On November 12th, Miaomiao Station, Security Marketing, Looking for Urban Partners·Channel Salon (Shanghai Station) was grandly held at the Renaissance Shanghai Dragon Dream Hotel. Parady, as a star manufacturer in the security field, was invited to attend this conference, and cooperated with the Shanghai area. Partners discuss cutting-edge products in the security industry, exchange new applications of security products, share best practices of customer cases, and jointly help the rapid development of the data security industry.

At the meeting, Wang Feng, Chief Security Officer of Parady, brought you a wonderful speech on the theme of "Best Practices in Security Management of Parady's Privileged Identity Access". The solution idea of the privileged identity access security management system of Dixing products shared the actual landing solutions of Parady's industry leading customers.

At the meeting, Mr. Wang pointed out: From physical servers, virtual machines to public cloud, private cloud and 5G Internet, it is not difficult to find that traditional network boundaries are quietly disappearing, and identity has become a new boundary, among which, privileged identity is even more important. Above all, the advent of privileged identity access security management is especially important for the protection of critical IT assets.

What are the privileged accounts?

When talking about privileged account management, a topic that cannot be avoided is privileged accounts. As we all know, PAM tools can provide organizations with security privileged access management policies for critical assets, and meet compliance requirements by managing and monitoring privileged accounts and access. Different types of privileged accounts have different access rights and access paths. This requires operation and maintenance personnel to perform different privileged operation and maintenance management based on account classification.

According to the nature of the privileged account, Mr. Wang divides the privileged account into two categories: personnel privileged account and software privileged account. Among them, personnel privileged accounts include personal privileged accounts, system-defined shared privileged accounts, and enterprise-defined shared privileged accounts; software privileged accounts refer to services that remotely interact with other systems, applications, databases, or services (software-to-software). , application or software account.

For the management, operation and maintenance of these two types of accounts, Mr. Wang shared with you two mainstream methods for managing privileged accounts with PAM technology, one is privileged account and session management (PASM); the other is privilege escalation and delegated management (PEDM). ). He noted that these two management approaches have increasingly become important concerns for security and risk management leaders when selecting PAM tools.

How to control database-level privileged account access?
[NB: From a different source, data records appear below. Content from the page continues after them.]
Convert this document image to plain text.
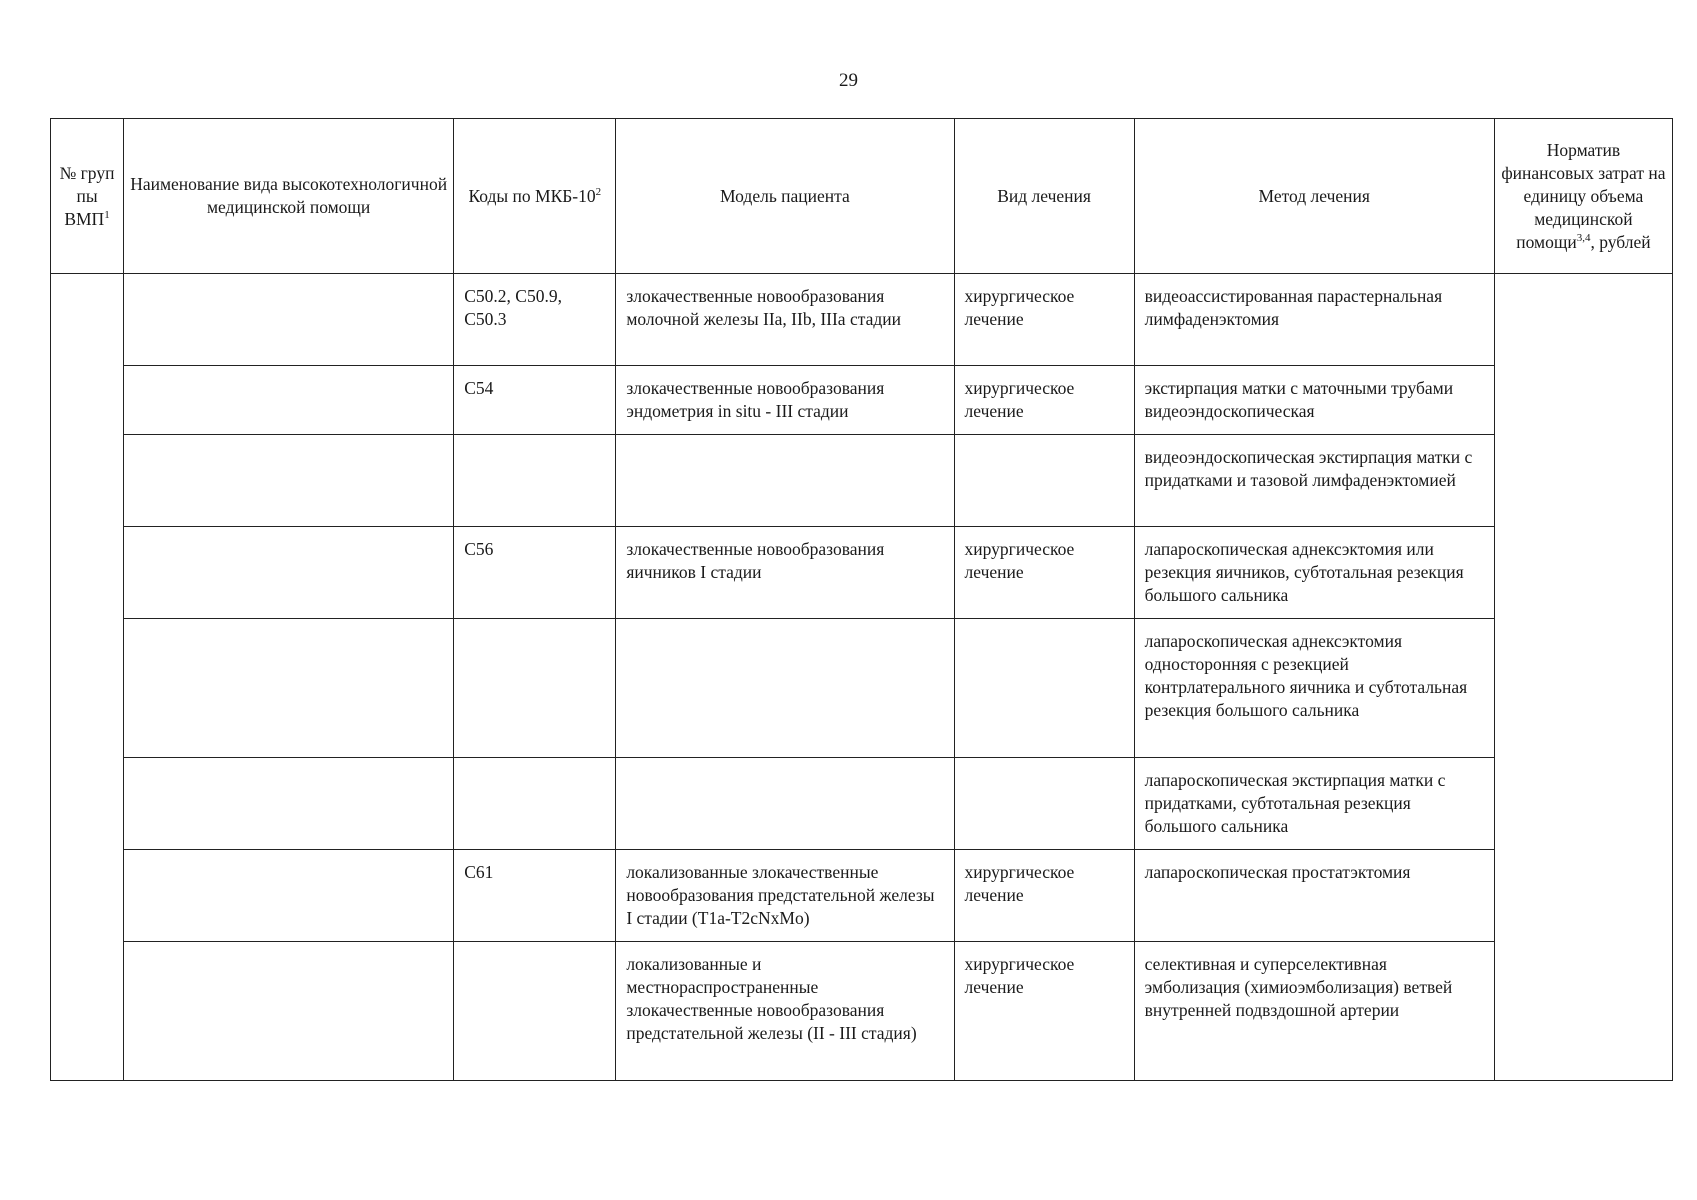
29
№ груп пы ВМП$^1$	Наименование вида высокотехнологичной медицинской помощи	Коды по МКБ-$10^2$	Модель пациента	Вид лечения	Метод лечения	Норматив финансовых затрат на единицу объема медицинской помощи$^{3,4}$, рублей
		C50.2, C50.9, C50.3	злокачественные новообразования молочной железы IIa, IIb, IIIa стадии	хирургическое лечение	видеоассистированная парастернальная лимфаденэктомия	
		C54	злокачественные новообразования эндометрия in situ - III стадии	хирургическое лечение	экстирпация матки с маточными трубами видеоэндоскопическая	
					видеоэндоскопическая экстирпация матки с придатками и тазовой лимфаденэктомией	
		C56	злокачественные новообразования яичников I стадии	хирургическое лечение	лапароскопическая аднексэктомия или резекция яичников, субтотальная резекция большого сальника	
					лапароскопическая аднексэктомия односторонняя с резекцией контрлатерального яичника и субтотальная резекция большого сальника	
					лапароскопическая экстирпация матки с придатками, субтотальная резекция большого сальника	
		C61	локализованные злокачественные новообразования предстательной железы I стадии (T1a-T2cNxMo)	хирургическое лечение	лапароскопическая простатэктомия	
			локализованные и местнораспространенные злокачественные новообразования предстательной железы (II - III стадия)	хирургическое лечение	селективная и суперселективная эмболизация (химиоэмболизация) ветвей внутренней подвздошной артерии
So, how to control the access of more fine-grained database-level privileged accounts? President Wang emphasized: When encountering database violations and malicious operations, timely behavior blocking, authority governance, and dynamic desensitization of operation and maintenance data are the keys to solving the above problems. The following functional requirements are proposed:

1. Automatic inspection of privileged accounts

2. Governance and Control of Privileged Access

3. Privileged account risk analysis

4. Database privileged identity governance

5. Protocol proxy and automatic encryption

6. Monitor and audit operational activities

What can Parady PAM do?

Then, Mr. Wang combined with the security capability model of IPDRP to show everyone the design framework and technical advantages of the Parade privileged identity access security management platform. He pointed out that the Parade privileged identity access security management system combined with the "zero trust" security model , automatic security operation and maintenance and database identity governance, and finally solve the problems of unified security governance, centralized risk detection, transmission channel control, in-depth access control, and database operation and maintenance privileged identity governance of privileged accounts in data center infrastructure.

Finally, he shared the privileged account management solutions in different application scenarios based on the industry practical experience of Parady's privileged identity access security management system, which was warmly supported by the participants.

So far, Parady's trip to find a city partner · Channel Salon (Shanghai Station) has ended successfully. In the future, Parady will continue to devote itself to the research and development of cutting-edge technologies for data security defense, continuously improve its own products and solutions, empower major enterprises to strengthen data security and information security, and join forces with channel partners to win a new future of data security. .

Shenzhen Station · Notice

Looking for a city partner · Channel Salon (Shanghai Station) has come to an end, and Parady's trip to safety exchange has just begun. Cheng Songyuan, a senior consultant of Parady, will give a keynote speech titled "Comprehensive Solution for Parady Database Security Operation and Maintenance". At the same time, everyone is welcome to scan the code to register for the conference. Parady is looking forward to having in-depth exchanges with all partners on the spot. , talk about safety!